The jallikattu events that are held now are in a well organised manner by bull owners and the youthful village men. In the present form, prizes are offered to the bull fighters and the bull owners. The bull fight is held, at a central location in the village where people assemble in large numbers to witness the fight. It is held in an enclosure with a 30 ft marker. The bulls that are specially trained for this occasion are then led from the pen to the ring to fight, one by one, when young boys of the village grab the bull by its horn or neck or tail and try to hold on to it. If the boys are thrown off or hurt seriously within the ring no prize is given to them. If they hold on or even thrown off but are not in any way injured then the prize is given to them. If the contesting young men hold on to the bull from the marker entrance of the pen then they are given prizes. If the bulls win, then the prizes go to the bull owners. It is said that in some villages as many as 600 bulls, 600 participants and 10,000 spectators participate. The fight between man and the bull is quite fierce and many times bloody. It is considered a heroic act on the part of the young men. The young participants show off their heroism by displaying the number of cuts they have suffered during such fights. This type of fight is said to be akin to the bull fights of Spain. However, in this case, the fight is to win prizes by holding on to the bulls’ neck or horn. The bull is never killed, however many boys get killed by goring by the bull since they fight with their bare hands and with confidence of their strength.

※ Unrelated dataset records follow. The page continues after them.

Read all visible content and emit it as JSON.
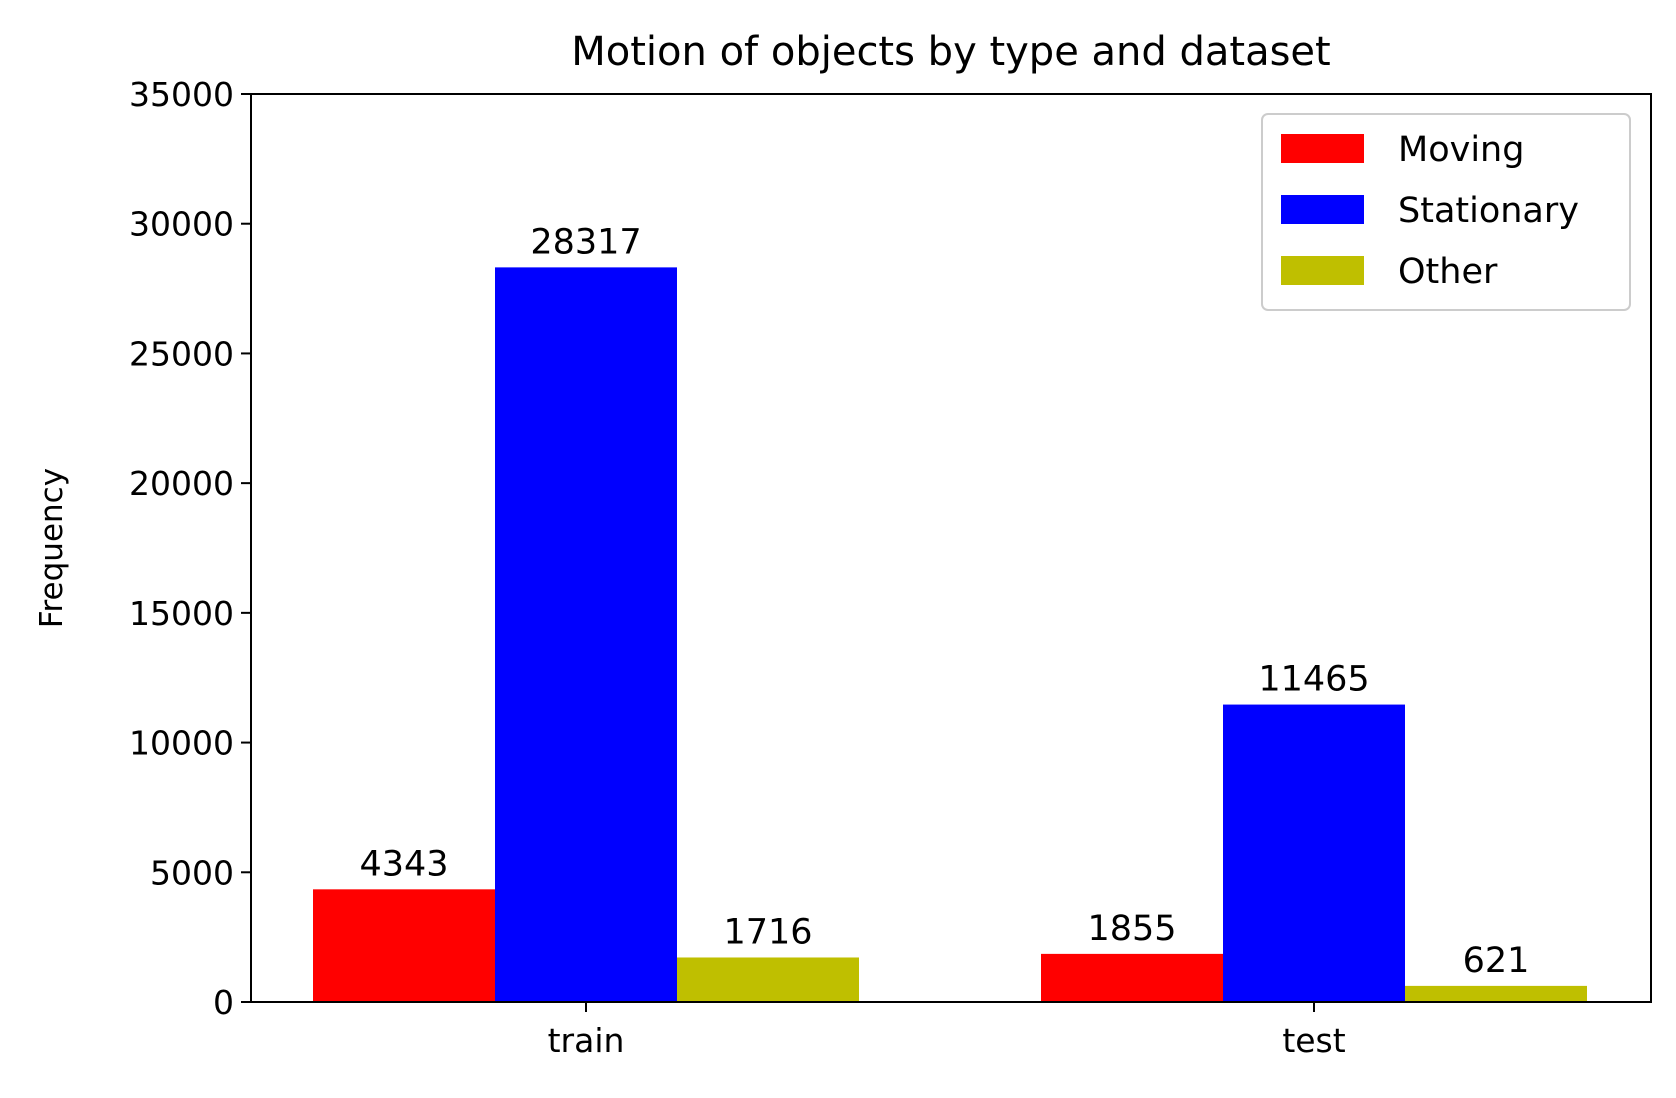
{
  "chart_data": {
    "type": "bar",
    "title": "Motion of objects by type and dataset",
    "xlabel": "",
    "ylabel": "Frequency",
    "categories": [
      "train",
      "test"
    ],
    "series": [
      {
        "name": "Moving",
        "values": [
          4343,
          1855
        ],
        "color": "#ff0000"
      },
      {
        "name": "Stationary",
        "values": [
          28317,
          11465
        ],
        "color": "#0000ff"
      },
      {
        "name": "Other",
        "values": [
          1716,
          621
        ],
        "color": "#bfbf00"
      }
    ],
    "ylim": [
      0,
      35000
    ],
    "yticks": [
      0,
      5000,
      10000,
      15000,
      20000,
      25000,
      30000,
      35000
    ],
    "grid": false,
    "legend_position": "top-right"
  }
}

In many instances, the audiences watching the fight have also been injured by the ferocious bulls. In recent years, there have been deaths of young boys during this festival, which has created a furore among the public. In one year, there was a report of death of as many as 20 young men, apart from mauling and trampling of spectators.

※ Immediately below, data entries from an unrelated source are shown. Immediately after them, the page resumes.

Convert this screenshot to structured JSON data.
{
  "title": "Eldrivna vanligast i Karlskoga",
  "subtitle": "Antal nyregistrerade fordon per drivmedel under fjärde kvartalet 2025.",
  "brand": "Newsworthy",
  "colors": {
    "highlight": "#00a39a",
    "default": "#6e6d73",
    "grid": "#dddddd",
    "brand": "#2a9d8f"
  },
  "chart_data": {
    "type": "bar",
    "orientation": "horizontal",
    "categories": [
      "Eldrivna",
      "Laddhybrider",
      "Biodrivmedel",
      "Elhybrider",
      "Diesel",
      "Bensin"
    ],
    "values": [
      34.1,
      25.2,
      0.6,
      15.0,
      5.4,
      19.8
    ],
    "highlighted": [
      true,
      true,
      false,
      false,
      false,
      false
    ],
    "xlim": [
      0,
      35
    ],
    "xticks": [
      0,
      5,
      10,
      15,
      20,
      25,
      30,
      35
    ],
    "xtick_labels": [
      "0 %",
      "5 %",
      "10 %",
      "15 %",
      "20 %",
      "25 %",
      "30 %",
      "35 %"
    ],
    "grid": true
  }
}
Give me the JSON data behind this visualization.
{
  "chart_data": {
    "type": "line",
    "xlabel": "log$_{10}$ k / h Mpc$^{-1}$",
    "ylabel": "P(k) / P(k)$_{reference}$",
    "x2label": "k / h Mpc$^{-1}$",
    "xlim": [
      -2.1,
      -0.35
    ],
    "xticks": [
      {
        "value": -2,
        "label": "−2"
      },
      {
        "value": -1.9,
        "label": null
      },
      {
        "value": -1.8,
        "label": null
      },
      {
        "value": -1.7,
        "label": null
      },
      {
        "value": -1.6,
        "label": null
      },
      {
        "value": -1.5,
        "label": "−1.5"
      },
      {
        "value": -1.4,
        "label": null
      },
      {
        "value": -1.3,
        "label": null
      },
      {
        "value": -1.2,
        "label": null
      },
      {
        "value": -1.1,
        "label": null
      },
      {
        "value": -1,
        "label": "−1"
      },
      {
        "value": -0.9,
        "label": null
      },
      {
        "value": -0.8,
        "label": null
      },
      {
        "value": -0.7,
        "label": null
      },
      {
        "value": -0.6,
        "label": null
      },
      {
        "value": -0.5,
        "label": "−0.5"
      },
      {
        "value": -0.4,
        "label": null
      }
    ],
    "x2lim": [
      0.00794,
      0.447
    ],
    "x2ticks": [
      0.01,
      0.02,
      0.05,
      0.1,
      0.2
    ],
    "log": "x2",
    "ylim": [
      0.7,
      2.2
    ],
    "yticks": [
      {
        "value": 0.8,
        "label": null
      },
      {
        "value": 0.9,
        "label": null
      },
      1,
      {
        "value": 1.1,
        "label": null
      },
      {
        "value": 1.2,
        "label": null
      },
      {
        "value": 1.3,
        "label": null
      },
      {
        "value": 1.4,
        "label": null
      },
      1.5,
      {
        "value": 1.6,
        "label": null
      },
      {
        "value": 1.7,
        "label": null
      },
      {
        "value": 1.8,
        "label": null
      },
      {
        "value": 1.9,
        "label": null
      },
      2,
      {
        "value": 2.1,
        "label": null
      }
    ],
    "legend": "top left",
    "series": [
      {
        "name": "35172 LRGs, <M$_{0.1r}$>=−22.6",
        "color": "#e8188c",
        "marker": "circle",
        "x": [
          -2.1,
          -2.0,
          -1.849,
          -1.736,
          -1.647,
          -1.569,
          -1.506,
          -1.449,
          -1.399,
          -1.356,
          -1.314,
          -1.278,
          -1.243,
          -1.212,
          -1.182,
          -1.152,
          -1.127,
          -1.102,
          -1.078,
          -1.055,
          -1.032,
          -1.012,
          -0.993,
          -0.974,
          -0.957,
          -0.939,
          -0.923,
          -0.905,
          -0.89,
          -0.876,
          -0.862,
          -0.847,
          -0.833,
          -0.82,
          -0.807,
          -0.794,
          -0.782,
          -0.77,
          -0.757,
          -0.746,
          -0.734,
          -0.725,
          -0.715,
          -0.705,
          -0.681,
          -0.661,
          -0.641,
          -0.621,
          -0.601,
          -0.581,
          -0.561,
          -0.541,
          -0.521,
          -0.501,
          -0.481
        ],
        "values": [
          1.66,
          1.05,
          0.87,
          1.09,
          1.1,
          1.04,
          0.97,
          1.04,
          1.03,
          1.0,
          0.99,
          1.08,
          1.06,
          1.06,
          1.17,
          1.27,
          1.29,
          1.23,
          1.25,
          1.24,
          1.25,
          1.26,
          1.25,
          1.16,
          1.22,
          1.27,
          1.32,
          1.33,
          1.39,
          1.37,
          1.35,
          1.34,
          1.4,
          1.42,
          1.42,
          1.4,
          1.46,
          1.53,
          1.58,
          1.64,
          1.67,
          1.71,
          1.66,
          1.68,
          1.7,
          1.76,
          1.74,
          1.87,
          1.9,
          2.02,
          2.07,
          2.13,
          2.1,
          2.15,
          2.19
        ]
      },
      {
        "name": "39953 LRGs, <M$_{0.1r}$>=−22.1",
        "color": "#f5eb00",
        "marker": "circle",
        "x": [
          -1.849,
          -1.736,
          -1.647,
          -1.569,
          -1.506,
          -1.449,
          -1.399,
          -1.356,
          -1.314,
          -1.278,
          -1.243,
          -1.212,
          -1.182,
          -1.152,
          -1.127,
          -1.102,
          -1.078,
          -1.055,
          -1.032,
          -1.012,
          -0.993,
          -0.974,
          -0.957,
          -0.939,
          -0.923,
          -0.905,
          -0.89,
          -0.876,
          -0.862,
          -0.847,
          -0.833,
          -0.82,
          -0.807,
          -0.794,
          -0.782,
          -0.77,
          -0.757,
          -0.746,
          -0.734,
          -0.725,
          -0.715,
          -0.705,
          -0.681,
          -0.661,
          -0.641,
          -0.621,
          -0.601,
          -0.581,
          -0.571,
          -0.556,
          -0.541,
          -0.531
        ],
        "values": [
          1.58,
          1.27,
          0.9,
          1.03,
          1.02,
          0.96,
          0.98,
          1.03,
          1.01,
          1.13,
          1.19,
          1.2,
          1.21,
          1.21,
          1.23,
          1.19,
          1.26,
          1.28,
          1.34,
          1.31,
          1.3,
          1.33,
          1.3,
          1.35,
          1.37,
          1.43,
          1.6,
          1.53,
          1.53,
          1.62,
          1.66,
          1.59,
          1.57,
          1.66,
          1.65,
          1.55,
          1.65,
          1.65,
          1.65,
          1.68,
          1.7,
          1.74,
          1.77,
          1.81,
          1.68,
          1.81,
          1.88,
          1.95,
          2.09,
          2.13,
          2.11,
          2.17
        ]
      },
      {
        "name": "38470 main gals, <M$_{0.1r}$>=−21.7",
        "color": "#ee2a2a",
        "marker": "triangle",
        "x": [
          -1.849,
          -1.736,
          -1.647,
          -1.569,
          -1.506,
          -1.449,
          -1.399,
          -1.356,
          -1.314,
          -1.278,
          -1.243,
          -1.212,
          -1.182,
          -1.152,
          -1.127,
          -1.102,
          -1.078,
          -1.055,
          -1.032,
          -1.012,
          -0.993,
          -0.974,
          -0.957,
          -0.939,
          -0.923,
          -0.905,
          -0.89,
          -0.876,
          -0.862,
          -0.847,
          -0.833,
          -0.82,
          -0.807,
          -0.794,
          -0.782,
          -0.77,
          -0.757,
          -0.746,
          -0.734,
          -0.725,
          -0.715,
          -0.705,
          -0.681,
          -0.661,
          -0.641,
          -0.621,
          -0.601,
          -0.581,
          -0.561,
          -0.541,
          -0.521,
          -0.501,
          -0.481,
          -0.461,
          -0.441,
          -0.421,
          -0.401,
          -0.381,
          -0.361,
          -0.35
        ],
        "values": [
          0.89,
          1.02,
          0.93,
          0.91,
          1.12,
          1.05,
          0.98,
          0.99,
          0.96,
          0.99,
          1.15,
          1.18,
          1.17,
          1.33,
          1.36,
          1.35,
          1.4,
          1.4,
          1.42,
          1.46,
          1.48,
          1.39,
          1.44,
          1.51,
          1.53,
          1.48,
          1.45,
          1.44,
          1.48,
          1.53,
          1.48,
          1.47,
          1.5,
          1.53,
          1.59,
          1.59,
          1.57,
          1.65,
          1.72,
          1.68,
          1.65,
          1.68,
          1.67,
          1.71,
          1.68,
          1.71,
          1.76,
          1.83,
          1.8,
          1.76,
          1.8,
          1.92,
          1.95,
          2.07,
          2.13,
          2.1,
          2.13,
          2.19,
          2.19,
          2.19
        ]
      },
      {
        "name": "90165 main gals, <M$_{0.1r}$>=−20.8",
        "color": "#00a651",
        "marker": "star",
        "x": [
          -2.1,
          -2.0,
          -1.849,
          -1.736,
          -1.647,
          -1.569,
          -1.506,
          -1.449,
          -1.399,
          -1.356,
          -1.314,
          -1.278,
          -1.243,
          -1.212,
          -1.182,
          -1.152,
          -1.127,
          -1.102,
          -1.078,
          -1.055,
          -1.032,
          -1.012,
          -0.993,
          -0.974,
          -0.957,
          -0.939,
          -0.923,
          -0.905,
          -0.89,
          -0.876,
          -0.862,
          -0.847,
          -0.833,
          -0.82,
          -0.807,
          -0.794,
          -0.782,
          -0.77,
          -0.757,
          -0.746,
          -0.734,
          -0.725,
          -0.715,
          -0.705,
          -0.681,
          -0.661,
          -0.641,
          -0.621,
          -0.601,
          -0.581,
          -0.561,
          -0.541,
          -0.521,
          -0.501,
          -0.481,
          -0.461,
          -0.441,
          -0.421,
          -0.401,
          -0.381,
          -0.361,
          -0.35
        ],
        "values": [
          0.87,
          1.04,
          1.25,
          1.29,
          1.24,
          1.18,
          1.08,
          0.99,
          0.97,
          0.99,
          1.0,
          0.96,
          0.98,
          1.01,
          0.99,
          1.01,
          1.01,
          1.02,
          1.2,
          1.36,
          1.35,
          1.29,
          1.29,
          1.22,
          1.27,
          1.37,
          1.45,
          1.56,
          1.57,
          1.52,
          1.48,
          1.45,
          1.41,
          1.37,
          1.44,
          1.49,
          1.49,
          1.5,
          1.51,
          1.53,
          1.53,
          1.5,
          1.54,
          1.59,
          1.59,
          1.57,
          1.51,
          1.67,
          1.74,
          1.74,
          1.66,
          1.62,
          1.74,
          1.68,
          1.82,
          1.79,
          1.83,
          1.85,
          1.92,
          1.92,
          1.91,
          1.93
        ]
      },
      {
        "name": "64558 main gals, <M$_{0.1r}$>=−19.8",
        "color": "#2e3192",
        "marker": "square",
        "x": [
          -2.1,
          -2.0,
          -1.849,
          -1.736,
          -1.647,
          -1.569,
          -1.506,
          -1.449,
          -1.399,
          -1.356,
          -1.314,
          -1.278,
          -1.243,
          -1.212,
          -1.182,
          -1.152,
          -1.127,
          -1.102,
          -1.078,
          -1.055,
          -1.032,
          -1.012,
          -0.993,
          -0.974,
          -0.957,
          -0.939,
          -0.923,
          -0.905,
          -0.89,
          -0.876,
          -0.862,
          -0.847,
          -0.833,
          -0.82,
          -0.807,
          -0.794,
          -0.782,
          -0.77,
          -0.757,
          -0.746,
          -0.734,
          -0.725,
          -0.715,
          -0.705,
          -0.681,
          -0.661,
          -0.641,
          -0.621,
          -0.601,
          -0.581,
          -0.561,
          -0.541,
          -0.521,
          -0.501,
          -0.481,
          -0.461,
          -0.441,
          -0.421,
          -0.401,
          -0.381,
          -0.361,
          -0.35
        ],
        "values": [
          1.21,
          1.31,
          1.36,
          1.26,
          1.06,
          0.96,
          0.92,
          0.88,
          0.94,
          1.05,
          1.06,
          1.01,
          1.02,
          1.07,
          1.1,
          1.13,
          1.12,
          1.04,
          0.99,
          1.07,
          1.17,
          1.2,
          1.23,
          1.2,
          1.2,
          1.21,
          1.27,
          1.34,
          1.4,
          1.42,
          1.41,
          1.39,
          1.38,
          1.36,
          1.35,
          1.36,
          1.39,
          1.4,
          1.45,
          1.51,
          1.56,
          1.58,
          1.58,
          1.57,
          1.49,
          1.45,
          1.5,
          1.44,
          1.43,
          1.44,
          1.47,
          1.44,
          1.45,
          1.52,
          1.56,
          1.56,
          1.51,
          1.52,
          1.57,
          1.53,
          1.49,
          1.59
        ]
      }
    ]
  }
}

As result of deaths of young men, the Supreme Court was approached to stop this festival, as it was considered inhuman and dangerous. The plea made was that the Jallikattu was "backward, dangerous, a violation of animals’ rights and detrimental to India's modernizing image." The stoppage of the festival, however, resulted in protests by the villagers who wanted this sport to continue. Finally, on assurances given by the State government that enough security and safety arrangements would be provided at all such sports locations in the villages, Jallikattu has been permitted to be observed as part of the Mattu Pongal festival. As a result of court's intervention, doctors are ready at call to attend to injured young men or boys. A two tier high bamboo fencing is also erected between the bull ring and the audience who come to witness the fight in large numbers.

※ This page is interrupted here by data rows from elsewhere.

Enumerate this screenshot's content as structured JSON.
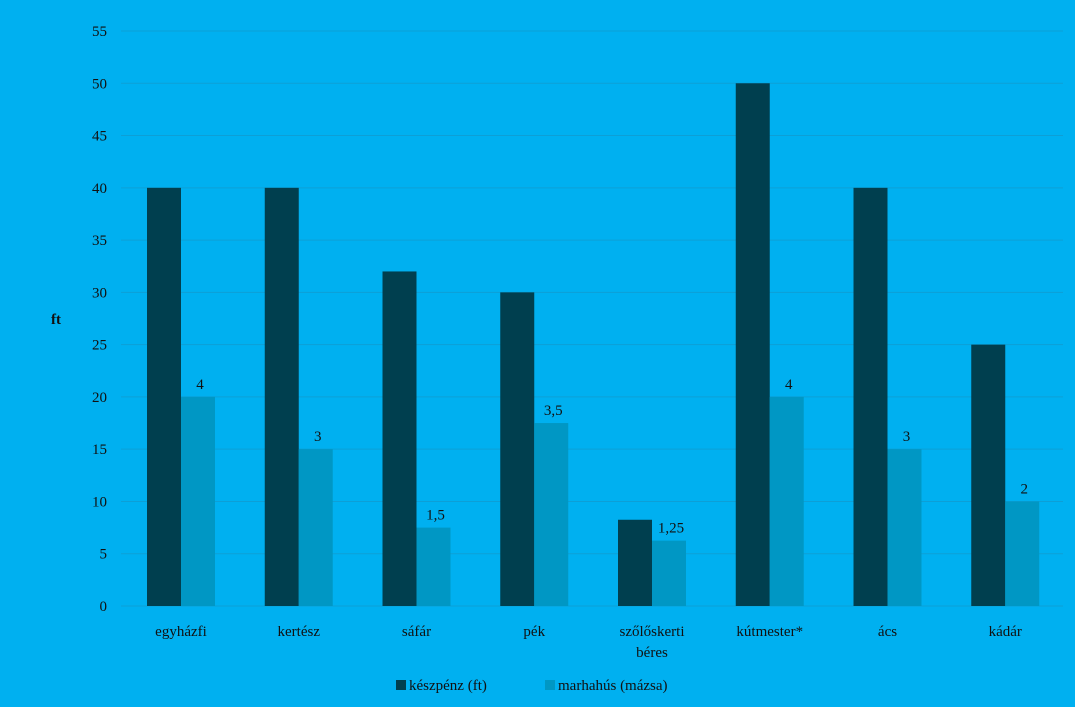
{
  "chart_data": {
    "type": "bar",
    "title": "",
    "xlabel": "",
    "ylabel": "ft",
    "ylim": [
      0,
      55
    ],
    "ytick_step": 5,
    "grid": true,
    "legend_position": "bottom",
    "categories": [
      "egyházfi",
      "kertész",
      "sáfár",
      "pék",
      "szőlőskerti béres",
      "kútmester*",
      "ács",
      "kádár"
    ],
    "series": [
      {
        "name": "készpénz (ft)",
        "color": "#003f4f",
        "values": [
          40,
          40,
          32,
          30,
          8.25,
          50,
          40,
          25
        ],
        "data_labels": []
      },
      {
        "name": "marhahús (mázsa)",
        "color": "#0097c4",
        "values": [
          20,
          15,
          7.5,
          17.5,
          6.25,
          20,
          15,
          10
        ],
        "data_labels": [
          "4",
          "3",
          "1,5",
          "3,5",
          "1,25",
          "4",
          "3",
          "2"
        ]
      }
    ],
    "gridline_color": "#0d9fd6"
  }
}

==Similarities in other religions==
Studies on similarities in the holding of Hindu seasonal festivals, particularly in South India, which are termed pre-historic, with those of Christianity in Europe, indicate that such similarities may not be coincidental. The winter solstice is the date of Sun entering Capricorn in both the traditions that coincides with Makara Sankranti (called Uttarayana meaning the return of the luminary to the northern region), the first day of the new year starting with the month Magha according to the Hindu Tamil calendar. This corresponds to 21 December per Christian date and is called the sign of the Goat, while the same happens in mid-January according to Hindu calendar. Makara Sankranti is celebrated among the Hindus for three days, with Mattu Pongal (feast of cattle) held the day after Sun entering Capricorn. (There is a slight variation in dates followed for the festival, varying from year to year, but the essence of observing Makara Sankranti is the same among Hindus). Worship of cattle by Hindus during Mattu Pongal has a striking similarity with the Catholic function held on 17 January in Rome as Saint Anthony day, when cattle (the cows, horses, goats, asses and so forth) are blessed. Wilson has allegorically given an analogy:

The time of the year, the decorating of the cattle, the sprinkling of them with water, and the very purport of the blessing, that they may be exempt from evils, are so decidedly Indian, that could a Dravira Brahmin be set down of a sudden in the Piazza, and when he asked what ceremony he witnessed, there can be no doubt of his answer; he would at once declare they were celebrating the Pongal.